1.       Mit Schreiben vom 15. Oktober 2022 (Datum Postaufgabe) erhebt A.___ als Schuldner fristgerecht Beschwerde gegen die Pfändungsankündigung des Betreibungsamtes Olten-Gösgen vom 4. Oktober 2022 und stellt die Anträge, die Pfändungsankündigung sei aufzuheben, dies sei superprovisorisch anzuordnen, zudem sei ihm eine Parteientschädigung von mindestens CHF 500.00 sowie eine Genugtuung von CHF 100'000.00 zuzusprechen. Des Weiteren ersuche er um Gewährung der unentgeltlichen Rechtspflege und es seien Richter mit einer sozial-christlichen Grundeinstellung einzusetzen. Zur Begründung führt der Beschwerdeführer soweit nachvollziehbar im Wesentlichen aus, die Pfändungsankündigung gründe auf eine illegale Rechtsöffnung. Sodann habe er aufgrund der Betreibungen erhebliche gesundheitliche Probleme. Er lebe unter dem Existenzminimum und könne sich nicht mal für das Anwaltspatent anmelden, was eine Verletzung der Berufswahlfreiheit darstelle.

 

2.       Mit Vernehmlassung vom 24. Oktober 2022 beantragt das Betreibungsamt die Abweisung der Beschwerde, soweit darauf einzutreten sei.

 

3.       Mit Stellungnahme vom 4. November 2022 lässt sich der Beschwerdeführer abschliessend vernehmen und hält ergänzend fest, da die Pfändung heute stattgefunden habe, verlange er die Aufhebung des Pfändungsverfahrens.

 

II.

 

1.       Am 3. Oktober 2022 stellte der B.___ als Gläubiger in der Betreibung Nr. [...] des Betreibungsamtes C.___ beim Betreibungsamt Olten-Gösgen das Fortsetzungsbegehren. Dieses Begehren stützte sich auf den rechtskräftigen Rechtsöffnungsentscheid des Bezirksgerichts [...] vom 26. September 2022 (BA [Akten des Betreibungsamtes] 3).
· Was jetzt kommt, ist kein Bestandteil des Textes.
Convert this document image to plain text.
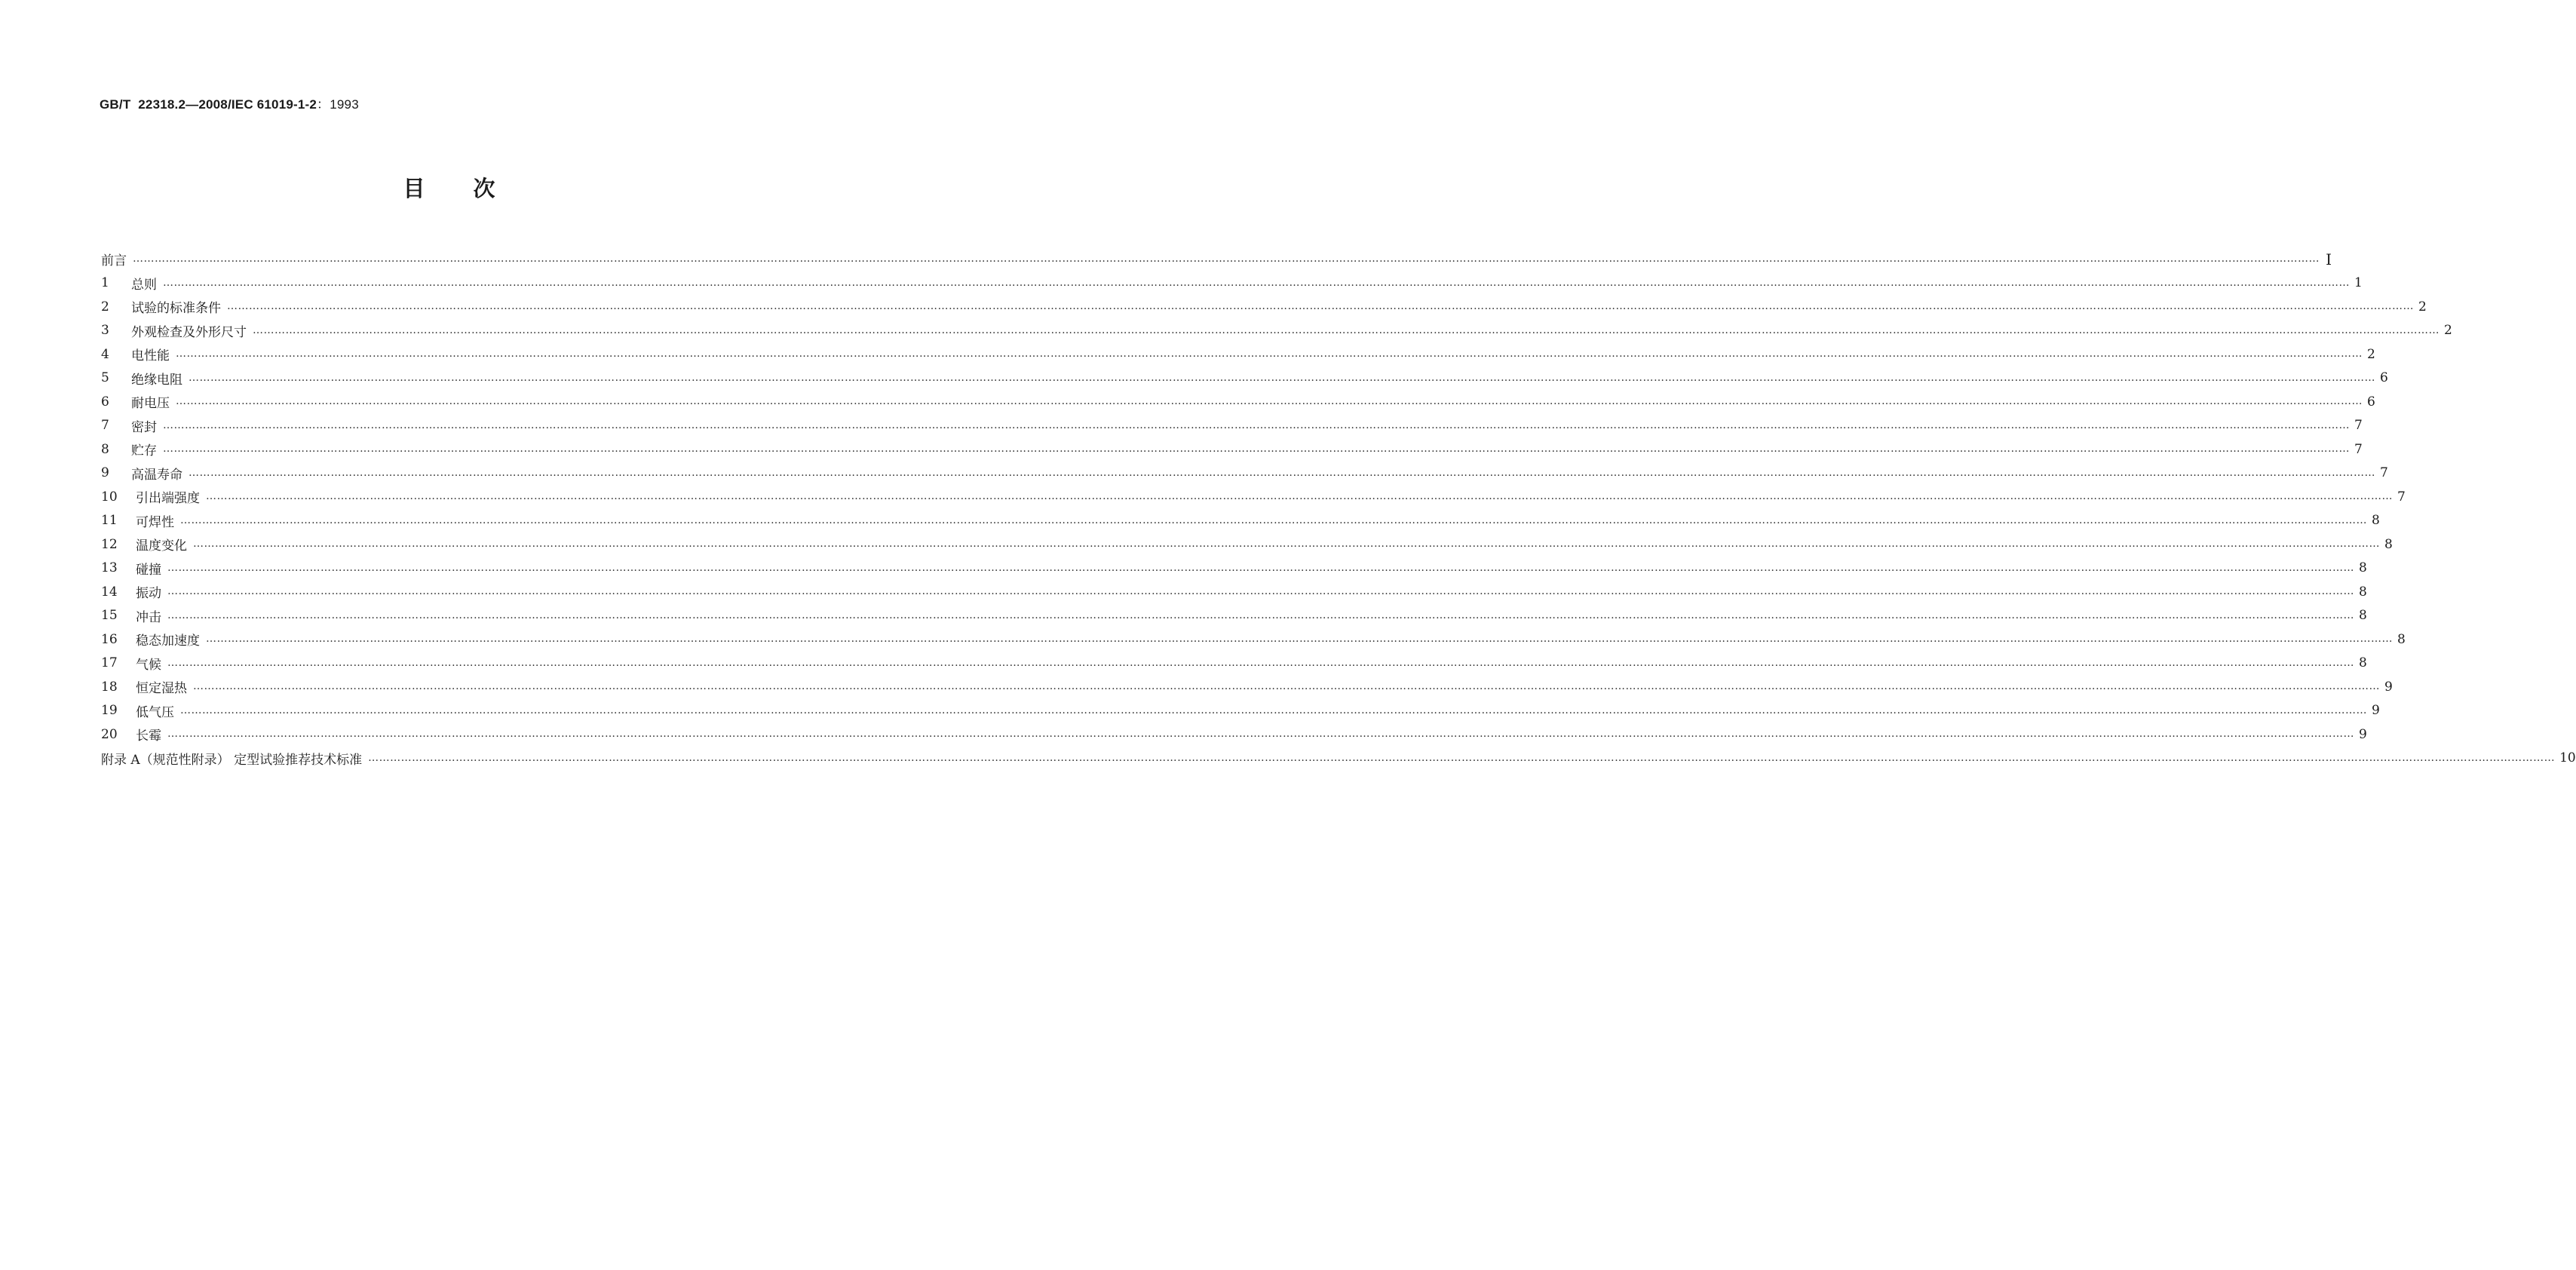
GB/T 22318.2—2008/IEC 61019-1-2：1993
目次
前言 …………………………………………………………………………………………………………………………………………………………………………………………………………………………………………………………………………………………………………………………………………………………………………………………………………………………………………………………………………………………………………………………………………………… Ⅰ
1	总则 …………………………………………………………………………………………………………………………………………………………………………………………………………………………………………………………………………………………………………………………………………………………………………………………………………………………………………………………………………………………………………………………………………………… 1
2	试验的标准条件 …………………………………………………………………………………………………………………………………………………………………………………………………………………………………………………………………………………………………………………………………………………………………………………………………………………………………………………………………………………………………………………………………………………… 2
3	外观检查及外形尺寸 …………………………………………………………………………………………………………………………………………………………………………………………………………………………………………………………………………………………………………………………………………………………………………………………………………………………………………………………………………………………………………………………………………………… 2
4	电性能 …………………………………………………………………………………………………………………………………………………………………………………………………………………………………………………………………………………………………………………………………………………………………………………………………………………………………………………………………………………………………………………………………………………… 2
5	绝缘电阻 …………………………………………………………………………………………………………………………………………………………………………………………………………………………………………………………………………………………………………………………………………………………………………………………………………………………………………………………………………………………………………………………………………………… 6
6	耐电压 …………………………………………………………………………………………………………………………………………………………………………………………………………………………………………………………………………………………………………………………………………………………………………………………………………………………………………………………………………………………………………………………………………………… 6
7	密封 …………………………………………………………………………………………………………………………………………………………………………………………………………………………………………………………………………………………………………………………………………………………………………………………………………………………………………………………………………………………………………………………………………………… 7
8	贮存 …………………………………………………………………………………………………………………………………………………………………………………………………………………………………………………………………………………………………………………………………………………………………………………………………………………………………………………………………………………………………………………………………………………… 7
9	高温寿命 …………………………………………………………………………………………………………………………………………………………………………………………………………………………………………………………………………………………………………………………………………………………………………………………………………………………………………………………………………………………………………………………………………………… 7
10	引出端强度 …………………………………………………………………………………………………………………………………………………………………………………………………………………………………………………………………………………………………………………………………………………………………………………………………………………………………………………………………………………………………………………………………………………… 7
11	可焊性 …………………………………………………………………………………………………………………………………………………………………………………………………………………………………………………………………………………………………………………………………………………………………………………………………………………………………………………………………………………………………………………………………………………… 8
12	温度变化 …………………………………………………………………………………………………………………………………………………………………………………………………………………………………………………………………………………………………………………………………………………………………………………………………………………………………………………………………………………………………………………………………………………… 8
13	碰撞 …………………………………………………………………………………………………………………………………………………………………………………………………………………………………………………………………………………………………………………………………………………………………………………………………………………………………………………………………………………………………………………………………………………… 8
14	振动 …………………………………………………………………………………………………………………………………………………………………………………………………………………………………………………………………………………………………………………………………………………………………………………………………………………………………………………………………………………………………………………………………………………… 8
15	冲击 …………………………………………………………………………………………………………………………………………………………………………………………………………………………………………………………………………………………………………………………………………………………………………………………………………………………………………………………………………………………………………………………………………………… 8
16	稳态加速度 …………………………………………………………………………………………………………………………………………………………………………………………………………………………………………………………………………………………………………………………………………………………………………………………………………………………………………………………………………………………………………………………………………………… 8
17	气候 …………………………………………………………………………………………………………………………………………………………………………………………………………………………………………………………………………………………………………………………………………………………………………………………………………………………………………………………………………………………………………………………………………………… 8
18	恒定湿热 …………………………………………………………………………………………………………………………………………………………………………………………………………………………………………………………………………………………………………………………………………………………………………………………………………………………………………………………………………………………………………………………………………………… 9
19	低气压 …………………………………………………………………………………………………………………………………………………………………………………………………………………………………………………………………………………………………………………………………………………………………………………………………………………………………………………………………………………………………………………………………………………… 9
20	长霉 …………………………………………………………………………………………………………………………………………………………………………………………………………………………………………………………………………………………………………………………………………………………………………………………………………………………………………………………………………………………………………………………………………………… 9
附录 A（规范性附录） 定型试验推荐技术标准 …………………………………………………………………………………………………………………………………………………………………………………………………………………………………………………………………………………………………………………………………………………………………………………………………………………………………………………………………………………………………………………………………………………… 10
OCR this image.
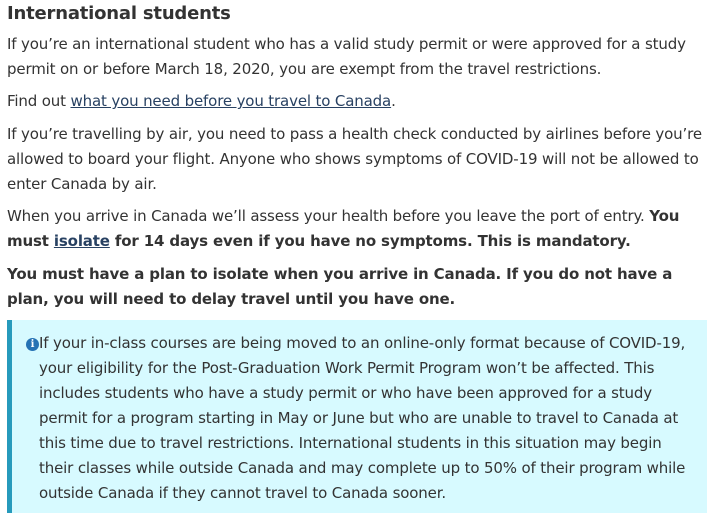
International students

If you’re an international student who has a valid study permit or were approved for a study permit on or before March 18, 2020, you are exempt from the travel restrictions.

Find out what you need before you travel to Canada.

If you’re travelling by air, you need to pass a health check conducted by airlines before you’re allowed to board your flight. Anyone who shows symptoms of COVID-19 will not be allowed to enter Canada by air.

When you arrive in Canada we’ll assess your health before you leave the port of entry. You must isolate for 14 days even if you have no symptoms. This is mandatory.

You must have a plan to isolate when you arrive in Canada. If you do not have a plan, you will need to delay travel until you have one.

i If your in-class courses are being moved to an online-only format because of COVID-19, your eligibility for the Post-Graduation Work Permit Program won’t be affected. This includes students who have a study permit or who have been approved for a study permit for a program starting in May or June but who are unable to travel to Canada at this time due to travel restrictions. International students in this situation may begin their classes while outside Canada and may complete up to 50% of their program while outside Canada if they cannot travel to Canada sooner.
Inwiefern dieses, wie vom Beschwerdeführer geltend gemacht, illegal sein soll, ist nicht ersichtlich und von der Aufsichtsbehörde auch nicht zu beurteilen. Ebenfalls nicht weiter einzugehen ist auf die Rüge, wonach der Beschwerdeführer durch die Betreibungen in seiner Berufswahlfreiheit eingeschränkt werde. So haben weder das Betreibungsamt noch die Aufsichtsbehörde über Bestand oder Nichtbestand bzw. Rechtmässigkeit von Schulden zu befinden. Die Pfändungsankündigung vom 4. Oktober 2022 und auch die hiernach durchgeführte Pfändung sind somit im Lichte dessen nicht zu beanstanden.

 

2.       Sodann ist auf das sinngemäss gestellte Gesuch von A.___ einzugehen, die Pfändung sei aufgrund seiner schlechten Gesundheit zu sistieren. Nach Art. 61 SchKG kann das Betreibungsamt einem schwerkranken Schuldner für eine bestimmte Zeit Rechtsstillstand gewähren. Die Gewährung eines Rechtsstillstands ist aber nach der Rechtsprechung (BGE 58 III 18, 74 III 37) nur dann am Platz, wenn die Zahlungsunfähigkeit des Schuldners mit seiner Krankheit zusammenhängt. Das Betreibungsregister zeigt aktuell eine laufende Betreibung. Zudem sind aus dem Verlustscheinregister des Beschwerdeführers diverse Verlustscheine aus den Jahren 2003 – 2005 ersichtlich. Ob die finanziellen Schwierigkeiten bereits bestanden, bevor der Beschwerdeführer krank wurde, ist aufgrund der vorliegenden Akten und der eingereichten Arztberichte jedoch nicht klar. Dies kann aber offenbleiben. So kann einem Schuldner der Rechtsstillstand nur dann gewährt werden, wenn seine Krankheit derart ist, dass sie ihm die Bestellung eines Vertreters zur Besorgung seiner Angelegenheiten unmöglich macht (BlSchK 1962, S. 82). Dies ist vorliegend nicht der Fall, zumal sich der Beschwerdeführer selber und mit ausführlichen Rechtsschriften an die Aufsichtsbehörde gewandt hat. Das Gesuch um Gewährung des Rechtsstillstandes ist somit abzuweisen.

 

3.       Im Übrigen ist aus dem Antrag, es seien Richter mit einer sozial-christlichen Grundeinstellung einzusetzen, kein konkretes Ausstandsbegehren gegen eine Gerichtsperson ersichtlich, weshalb darauf nicht weiter einzugehen ist. 

 

4.      

4.1     Die Beschwerde ist demnach abzuweisen, soweit darauf einzutreten ist.

 

4.2     Das Beschwerdeverfahren ist nach Art. 20a SchKG und Art. 61 Abs. 2 lit. a GebV SchKG unentgeltlich, weshalb das Gesuch um Gewährung der unentgeltlichen Rechtspflege gegenstandslos ist.

 

4.3     Die Ausrichtung einer Parteientschädigung kommt nicht in Betracht (Art. 62 Abs. 2 GebV SchKG). Zudem ist nach dem Verfahrensausgang auch die Zusprechung einer Genugtuung ausgeschlossen.

 

5.       Mit dem sofortigen Entscheid in der Sache ist das Gesuch um eine superprovisorische Aufhebung der Pfändungsverfügung gegenstandslos geworden.

 

Demnach wird erkannt:

1.    Die Beschwerde wird abgewiesen, soweit darauf einzutreten ist.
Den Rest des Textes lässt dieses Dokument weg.